Les lézards adorent les poils de koalas. Ils en font des pinceaux. Ils vous les arrachent avec un outil fabriqué à partir de pierres rouges ou de pinces de crabe. Allez savoir. Les koalas qui ont dormi dans le cactus chauve, eux, doivent payer leur séjour beaucoup plus cher. Ils payent avec les poils blancs de leur visage. Chaque poil blanc vaut dix poils gris. Une nuit dans le cactus coûte environ deux poils blancs. Les koalas perdus au Sahara qui croisent le cactus, d’habitude, y restent plus d’une nuit. Ils deviennent chauves. C’est un peu triste à voir.

Une fois dépouillés de tous leurs poils, les koalas sont expulsés. Sous le soleil, leur peau rougit. Ils marchent, brûlés jusqu’à l’os. Ceux qui ne retrouvent pas leur chemin reviennent au trou de la taupe. Ils s’arrachent des bouts de peau brûlés qu’ils machandent ensuite en échange d’un peu d’eau.

Avec le sang des koalas, les lézards jaunes fabriquent de la peinture. Quant aux poils, ils s’en servent pour peindre d’énormes flèches sur le sable. Ces flèches guident les futurs koalas égarés vers l’emplacement du cactus chauve. Évidemment, puisque le vent efface toujours les flèches, les lézards ont toujours besoin de nouvelles couleurs, et toujours besoin de nouveaux pinceaux, et de nouveaux poils.

Récemment, les lézards jaunes ont cessé de peindre des flèches. Ils stockent tous les pinceaux qu’ils fabriquent dans des boîtes qu’ils vendent ensuite aux salamandres, cela en échange de graisse de chameau. Ces chameaux n’ont pas de propriétaire. Ah. Si les koalas savaient ça. Ils réclameraient leurs chameaux, prétextant que ce sont les leurs :

- Ce sont nos chameaux! qu’ils diraient. C’est notre graisse de chameau à nous! On voyageait sur leur dos bien avant de vous connaître!

Y aurait la guerre. Du sang. Des poils arrachés. Bref, rien de très différent. C’est triste. Quand bien même je pleure. Ma douleur, comparée à celle des koalas, est banale. Je me suis arraché un cheveu. Un seul. Un gris. Je le tiens encore entre mes doigts. Je le compare à celui que je me suis arraché hier. Y a pas beaucoup de différences entre aujourd’hui et hier. Les deux cheveux sont un cheveu. Les deux sont deux cheveux.

Demain, quand je m’arracherai un autre cheveux, je le placerai avec les autres, entre deux pages de mon cahier. Peu importe les mots que j’y aurai écrits, mes trois cheveux arrachés en feront un territoire qu’ils transformeront en pays. Ils feront beaucoup, beaucoup de pinceaux avec ça.

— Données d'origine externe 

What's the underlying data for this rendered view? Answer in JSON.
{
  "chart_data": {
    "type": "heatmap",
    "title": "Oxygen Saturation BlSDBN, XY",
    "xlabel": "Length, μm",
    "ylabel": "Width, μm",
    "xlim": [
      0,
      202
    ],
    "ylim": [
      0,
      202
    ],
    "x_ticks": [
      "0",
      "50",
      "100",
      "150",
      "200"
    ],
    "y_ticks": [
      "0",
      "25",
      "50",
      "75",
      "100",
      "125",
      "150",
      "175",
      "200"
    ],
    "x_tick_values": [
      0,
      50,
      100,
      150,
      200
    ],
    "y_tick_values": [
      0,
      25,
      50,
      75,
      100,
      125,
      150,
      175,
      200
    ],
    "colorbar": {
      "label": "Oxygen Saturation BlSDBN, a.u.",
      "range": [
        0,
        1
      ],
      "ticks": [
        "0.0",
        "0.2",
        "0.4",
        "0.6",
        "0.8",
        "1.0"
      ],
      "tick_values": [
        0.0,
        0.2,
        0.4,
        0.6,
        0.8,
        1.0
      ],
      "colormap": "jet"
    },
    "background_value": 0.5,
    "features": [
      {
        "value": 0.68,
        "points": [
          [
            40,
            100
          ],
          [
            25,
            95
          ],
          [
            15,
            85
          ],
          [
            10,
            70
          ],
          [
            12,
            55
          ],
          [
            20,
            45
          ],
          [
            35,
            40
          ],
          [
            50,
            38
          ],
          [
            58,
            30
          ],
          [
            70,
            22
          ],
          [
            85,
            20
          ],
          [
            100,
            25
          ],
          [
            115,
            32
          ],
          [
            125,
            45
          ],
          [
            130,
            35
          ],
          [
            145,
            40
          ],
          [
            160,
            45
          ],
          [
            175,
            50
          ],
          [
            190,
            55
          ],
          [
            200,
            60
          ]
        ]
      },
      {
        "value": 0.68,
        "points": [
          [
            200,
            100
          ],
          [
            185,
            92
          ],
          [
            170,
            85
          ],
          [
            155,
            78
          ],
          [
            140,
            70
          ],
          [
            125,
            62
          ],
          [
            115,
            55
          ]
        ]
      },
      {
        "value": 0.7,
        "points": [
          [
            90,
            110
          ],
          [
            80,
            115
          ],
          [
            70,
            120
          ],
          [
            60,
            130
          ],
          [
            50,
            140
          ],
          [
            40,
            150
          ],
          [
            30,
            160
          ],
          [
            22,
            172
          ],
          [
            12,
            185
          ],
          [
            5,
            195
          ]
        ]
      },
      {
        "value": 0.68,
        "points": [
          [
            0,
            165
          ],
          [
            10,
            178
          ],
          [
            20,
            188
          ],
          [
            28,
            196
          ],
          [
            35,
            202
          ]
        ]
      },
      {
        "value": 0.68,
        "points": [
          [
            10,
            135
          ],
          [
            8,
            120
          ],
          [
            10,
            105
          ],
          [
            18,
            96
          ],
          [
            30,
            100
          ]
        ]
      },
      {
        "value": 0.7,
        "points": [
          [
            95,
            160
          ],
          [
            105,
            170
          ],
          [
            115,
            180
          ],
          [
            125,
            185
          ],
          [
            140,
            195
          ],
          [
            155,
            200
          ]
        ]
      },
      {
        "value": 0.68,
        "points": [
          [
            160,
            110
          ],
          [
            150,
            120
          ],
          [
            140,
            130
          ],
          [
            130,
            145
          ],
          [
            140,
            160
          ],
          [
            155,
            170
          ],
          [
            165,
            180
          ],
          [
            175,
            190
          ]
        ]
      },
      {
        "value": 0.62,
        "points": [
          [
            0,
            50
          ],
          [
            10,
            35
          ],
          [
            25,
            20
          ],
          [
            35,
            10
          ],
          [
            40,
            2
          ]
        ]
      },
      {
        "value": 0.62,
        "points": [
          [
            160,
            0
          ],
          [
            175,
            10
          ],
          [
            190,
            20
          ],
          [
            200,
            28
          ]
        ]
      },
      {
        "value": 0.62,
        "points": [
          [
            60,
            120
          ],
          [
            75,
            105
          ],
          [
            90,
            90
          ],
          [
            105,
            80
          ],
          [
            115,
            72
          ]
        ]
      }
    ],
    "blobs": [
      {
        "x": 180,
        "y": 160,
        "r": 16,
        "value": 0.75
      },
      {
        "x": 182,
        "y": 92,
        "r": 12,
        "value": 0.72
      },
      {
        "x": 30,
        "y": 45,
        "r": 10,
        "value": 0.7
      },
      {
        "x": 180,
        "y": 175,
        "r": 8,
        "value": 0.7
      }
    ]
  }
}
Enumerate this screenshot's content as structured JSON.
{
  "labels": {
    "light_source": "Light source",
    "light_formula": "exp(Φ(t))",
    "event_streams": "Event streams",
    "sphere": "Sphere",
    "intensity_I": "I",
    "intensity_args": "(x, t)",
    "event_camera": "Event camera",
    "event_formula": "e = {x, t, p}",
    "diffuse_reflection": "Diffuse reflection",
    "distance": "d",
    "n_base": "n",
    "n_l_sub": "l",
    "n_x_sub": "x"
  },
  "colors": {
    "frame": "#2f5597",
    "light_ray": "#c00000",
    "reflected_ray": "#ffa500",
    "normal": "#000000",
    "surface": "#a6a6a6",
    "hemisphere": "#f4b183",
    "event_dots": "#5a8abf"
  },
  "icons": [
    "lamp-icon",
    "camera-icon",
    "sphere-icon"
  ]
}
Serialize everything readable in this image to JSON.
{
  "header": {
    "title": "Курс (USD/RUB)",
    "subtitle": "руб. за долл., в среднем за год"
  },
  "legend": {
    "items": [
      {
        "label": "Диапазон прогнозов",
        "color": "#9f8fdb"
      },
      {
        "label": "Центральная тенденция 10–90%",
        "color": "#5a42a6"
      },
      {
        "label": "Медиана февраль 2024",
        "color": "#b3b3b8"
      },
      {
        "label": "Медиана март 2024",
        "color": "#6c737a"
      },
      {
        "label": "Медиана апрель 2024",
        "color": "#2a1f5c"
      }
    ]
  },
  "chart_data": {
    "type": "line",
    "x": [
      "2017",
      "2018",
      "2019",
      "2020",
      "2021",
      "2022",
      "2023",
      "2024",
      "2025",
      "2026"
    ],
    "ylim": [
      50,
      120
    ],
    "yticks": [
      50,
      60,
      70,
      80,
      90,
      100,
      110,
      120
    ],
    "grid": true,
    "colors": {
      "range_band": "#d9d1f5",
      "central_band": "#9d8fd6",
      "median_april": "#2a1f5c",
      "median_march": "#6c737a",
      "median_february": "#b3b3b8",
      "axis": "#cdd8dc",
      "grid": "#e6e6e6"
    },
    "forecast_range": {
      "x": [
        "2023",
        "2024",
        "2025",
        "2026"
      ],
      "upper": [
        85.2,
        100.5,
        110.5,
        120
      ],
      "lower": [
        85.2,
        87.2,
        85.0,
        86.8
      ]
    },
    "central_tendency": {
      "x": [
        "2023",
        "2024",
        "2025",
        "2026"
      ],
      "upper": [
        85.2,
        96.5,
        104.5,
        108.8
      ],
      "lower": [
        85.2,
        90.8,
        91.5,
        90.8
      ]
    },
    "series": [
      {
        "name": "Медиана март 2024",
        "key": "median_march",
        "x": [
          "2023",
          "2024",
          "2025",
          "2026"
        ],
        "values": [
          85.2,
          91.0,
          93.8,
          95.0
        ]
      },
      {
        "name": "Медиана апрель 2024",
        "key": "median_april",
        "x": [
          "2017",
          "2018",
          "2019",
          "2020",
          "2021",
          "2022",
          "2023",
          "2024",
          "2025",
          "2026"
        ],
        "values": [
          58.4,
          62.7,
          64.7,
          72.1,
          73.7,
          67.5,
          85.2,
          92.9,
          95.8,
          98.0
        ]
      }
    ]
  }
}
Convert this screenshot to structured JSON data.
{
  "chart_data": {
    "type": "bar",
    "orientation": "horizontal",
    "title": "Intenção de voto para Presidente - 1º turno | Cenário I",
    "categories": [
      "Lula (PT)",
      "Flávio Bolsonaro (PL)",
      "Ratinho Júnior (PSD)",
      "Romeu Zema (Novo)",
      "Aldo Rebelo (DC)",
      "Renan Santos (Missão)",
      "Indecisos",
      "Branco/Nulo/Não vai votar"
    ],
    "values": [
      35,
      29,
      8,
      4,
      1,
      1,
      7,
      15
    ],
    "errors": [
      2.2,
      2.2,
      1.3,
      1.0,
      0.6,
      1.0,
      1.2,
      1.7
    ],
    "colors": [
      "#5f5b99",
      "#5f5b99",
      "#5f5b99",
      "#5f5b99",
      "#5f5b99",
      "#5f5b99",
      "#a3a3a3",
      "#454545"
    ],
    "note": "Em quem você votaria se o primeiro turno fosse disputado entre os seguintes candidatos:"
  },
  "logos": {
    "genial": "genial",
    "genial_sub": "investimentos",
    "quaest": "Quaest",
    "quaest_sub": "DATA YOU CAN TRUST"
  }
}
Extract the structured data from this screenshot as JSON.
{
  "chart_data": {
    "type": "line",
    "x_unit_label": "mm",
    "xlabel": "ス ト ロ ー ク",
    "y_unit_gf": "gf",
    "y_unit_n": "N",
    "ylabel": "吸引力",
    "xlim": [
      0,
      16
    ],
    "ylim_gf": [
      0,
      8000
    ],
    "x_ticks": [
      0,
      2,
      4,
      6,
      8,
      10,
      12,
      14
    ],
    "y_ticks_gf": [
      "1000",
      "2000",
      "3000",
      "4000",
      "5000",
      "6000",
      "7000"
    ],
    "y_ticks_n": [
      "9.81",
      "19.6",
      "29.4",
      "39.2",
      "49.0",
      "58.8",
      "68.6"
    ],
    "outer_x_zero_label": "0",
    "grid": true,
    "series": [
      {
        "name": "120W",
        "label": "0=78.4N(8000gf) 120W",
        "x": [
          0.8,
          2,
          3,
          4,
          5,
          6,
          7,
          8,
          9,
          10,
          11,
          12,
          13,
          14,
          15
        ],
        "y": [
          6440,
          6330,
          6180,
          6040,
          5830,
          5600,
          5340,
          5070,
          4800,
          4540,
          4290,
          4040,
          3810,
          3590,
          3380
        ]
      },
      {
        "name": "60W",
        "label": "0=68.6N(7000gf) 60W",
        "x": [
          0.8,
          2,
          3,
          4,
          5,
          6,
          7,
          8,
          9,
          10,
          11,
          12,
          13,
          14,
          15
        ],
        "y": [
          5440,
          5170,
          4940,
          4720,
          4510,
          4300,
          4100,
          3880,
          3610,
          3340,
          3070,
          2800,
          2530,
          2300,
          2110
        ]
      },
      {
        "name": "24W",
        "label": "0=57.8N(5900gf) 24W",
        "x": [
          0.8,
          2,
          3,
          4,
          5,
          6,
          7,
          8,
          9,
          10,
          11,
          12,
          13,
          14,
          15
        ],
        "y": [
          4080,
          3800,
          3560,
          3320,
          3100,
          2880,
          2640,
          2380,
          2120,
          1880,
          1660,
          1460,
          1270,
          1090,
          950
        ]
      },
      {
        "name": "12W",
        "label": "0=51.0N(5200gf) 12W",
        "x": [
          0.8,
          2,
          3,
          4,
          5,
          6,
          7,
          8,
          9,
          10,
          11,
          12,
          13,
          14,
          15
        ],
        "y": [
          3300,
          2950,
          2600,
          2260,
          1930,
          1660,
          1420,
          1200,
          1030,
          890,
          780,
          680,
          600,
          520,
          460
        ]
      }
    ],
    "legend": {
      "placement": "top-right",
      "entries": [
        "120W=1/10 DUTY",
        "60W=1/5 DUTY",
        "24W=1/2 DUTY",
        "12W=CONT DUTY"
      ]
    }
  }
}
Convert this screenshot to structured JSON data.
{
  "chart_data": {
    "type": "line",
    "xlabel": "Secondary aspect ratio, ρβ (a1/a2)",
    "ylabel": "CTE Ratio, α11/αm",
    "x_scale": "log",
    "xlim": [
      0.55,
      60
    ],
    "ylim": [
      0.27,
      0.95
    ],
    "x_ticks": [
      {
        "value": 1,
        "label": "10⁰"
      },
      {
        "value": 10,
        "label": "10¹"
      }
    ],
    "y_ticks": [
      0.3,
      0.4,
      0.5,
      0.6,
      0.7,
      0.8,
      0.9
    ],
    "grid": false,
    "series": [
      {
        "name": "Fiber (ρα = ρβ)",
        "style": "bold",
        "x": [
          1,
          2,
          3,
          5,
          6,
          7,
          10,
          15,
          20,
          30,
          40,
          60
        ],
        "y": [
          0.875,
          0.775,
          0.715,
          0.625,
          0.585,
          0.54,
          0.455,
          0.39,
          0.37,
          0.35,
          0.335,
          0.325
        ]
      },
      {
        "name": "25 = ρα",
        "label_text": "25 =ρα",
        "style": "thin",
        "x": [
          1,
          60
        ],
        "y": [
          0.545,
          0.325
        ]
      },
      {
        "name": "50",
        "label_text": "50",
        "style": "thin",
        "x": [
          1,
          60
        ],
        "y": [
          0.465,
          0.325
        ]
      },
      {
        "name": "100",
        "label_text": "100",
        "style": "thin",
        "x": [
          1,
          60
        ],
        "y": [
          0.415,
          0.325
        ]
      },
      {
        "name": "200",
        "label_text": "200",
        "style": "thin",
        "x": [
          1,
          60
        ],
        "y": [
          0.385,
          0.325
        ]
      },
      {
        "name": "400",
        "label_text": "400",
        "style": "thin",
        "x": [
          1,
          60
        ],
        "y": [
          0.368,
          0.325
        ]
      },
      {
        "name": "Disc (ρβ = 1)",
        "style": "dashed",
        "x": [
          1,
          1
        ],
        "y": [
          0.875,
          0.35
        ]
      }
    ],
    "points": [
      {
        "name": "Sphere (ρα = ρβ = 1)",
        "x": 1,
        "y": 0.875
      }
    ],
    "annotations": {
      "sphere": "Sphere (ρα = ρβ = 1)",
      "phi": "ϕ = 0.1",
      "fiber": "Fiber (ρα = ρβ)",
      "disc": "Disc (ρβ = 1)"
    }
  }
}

Je hais mes cheveux. Plus je les hais, plus je les arrache. Plus je les arrache, plus j’en parle. Bientôt, un centième cheveu gagnera mes pages. Savez-vous. Mon histoire de koalas, au départ, elle était belle. Mais il a fallu que j’y ajoute le cactus chauve. Il a fallu que je parle de moi et de mes cheveux. À la fin, je me demande toujours ce qui importe le plus entre :

1. Vous raconter une histoire

2. Vous parlez de moi-même

3. Vous dire n’importe quoi.

Fou de même. Les koalas, la savane, les palmiers. Tout ça. Merci Monique. Si t’étais belle, je t’appelerais ma tante. Mais t’es trop poche à la wii fait que mange de la marde.